There’s one problem with old films, known as the “vinegar syndrome”: When 16mm film deteriorates, it produces acetic acid, the primary acid in vinegar.

“I sniffed the old movies,” he explained, “and the one that smelled most like vinegar, I figured was the oldest.”

Kurtz said he remembers watching that same film when he was a kid. “My father would haul up the old projector from the basement, and we’d watch it on the wall of the den,” the author reminisced. 

“We’d never considered it as anything other than Grandma’s and Grandpa’s vacationing film. As a result, it sat in the closet for 50 years without anybody thinking what else it might contain.”

He recovered the reel stowed away in a hot and humid Palm Beach closet. The conditions were less than desirable for the preservation of old acetate film.

By the time he found the footage, it wasn’t playable, and had fused into what Kurtz described as a “hockey puck.” 

But in the 1980s, his family had converted the reel to a VHS format. So when he found the “hockey puck,” he turned to the VHS to get an idea of the 16mm’s content. 

The film’s opening sequence contains a title screen with the words “Our Trip to Holland, Belgium, Poland, Switzerland, France and England.”  

Typed beneath that header is the date “1938.”

“It was then that I realized that the film my grandparents had taken had such historical value.”

Realizing its significance, Kurtz donated the reel to the Holocaust Museum, which has state-of-the art film facilities. 

It took four months of restoration work before the acetate film (which had endured considerable shrinkage) softened up enough to be unwound. 

The museum then digitized and photographed the film frame by frame.

“The film is silent,” Kurtz said, “literally and figuratively. It didn’t tell me what I was looking at. And so, it was very abstract — what I was looking for — until that amazing event when Mr. Chandler’s granddaughter recognized him in the film.”

The connection spawned a domino effect of revelations, which Kurtz chronicles in his book, “Three Minutes in Poland: Discovering a Lost World in a 1938 Family Film.” 

“This story has been marked by coincidences large and small that are just profound,” Kurtz marveled.

In October, Kurtz organized a trip with 50 people to return to Nasielsk; it was the largest assembly of Jews in that town since 1939. 

“I just feel uncomfortable there,” Kurtz said of Nasielsk, explaining, “There are a handful of other places where I don’t speak the language. And it’s not that. It’s something else. It’s hard to describe. Just the sense of being in a place of horror.”

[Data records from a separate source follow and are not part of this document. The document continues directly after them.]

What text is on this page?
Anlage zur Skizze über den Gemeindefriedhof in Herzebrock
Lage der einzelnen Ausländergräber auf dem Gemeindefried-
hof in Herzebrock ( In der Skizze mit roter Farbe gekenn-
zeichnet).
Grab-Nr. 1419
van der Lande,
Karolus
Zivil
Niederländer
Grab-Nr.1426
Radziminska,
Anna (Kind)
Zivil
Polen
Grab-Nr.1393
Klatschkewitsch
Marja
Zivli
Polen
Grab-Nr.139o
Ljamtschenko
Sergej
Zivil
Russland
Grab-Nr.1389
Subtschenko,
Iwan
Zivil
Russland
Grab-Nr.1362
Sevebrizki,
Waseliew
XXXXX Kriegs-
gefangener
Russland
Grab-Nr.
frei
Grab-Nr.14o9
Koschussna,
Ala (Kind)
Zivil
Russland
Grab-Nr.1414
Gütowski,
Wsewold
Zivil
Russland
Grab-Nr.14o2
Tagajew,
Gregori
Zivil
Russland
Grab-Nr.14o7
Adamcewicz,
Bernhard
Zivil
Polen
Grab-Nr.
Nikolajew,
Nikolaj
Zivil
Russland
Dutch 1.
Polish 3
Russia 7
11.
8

The footage, a visual memento, also allows for a before-and-after comparison. 

“The burden of what we know and the innocence of their not knowing — it’s almost intolerable,” Kurtz said of watching the film.

“If I had the opportunity to speak with [the Jewish martyrs of Nasielsk] in an imaginary way now, I would say, ‘I tried my best to honor your memory.’ ”

Years after the home movie was filmed, Kurtz sat in retiree-haven Boca Raton and shared his grandparents’ footage with Chandler. 

“My God, I had a mother and I had a grandmother,” Chandler told Kurtz. “You’ve given me back my childhood.”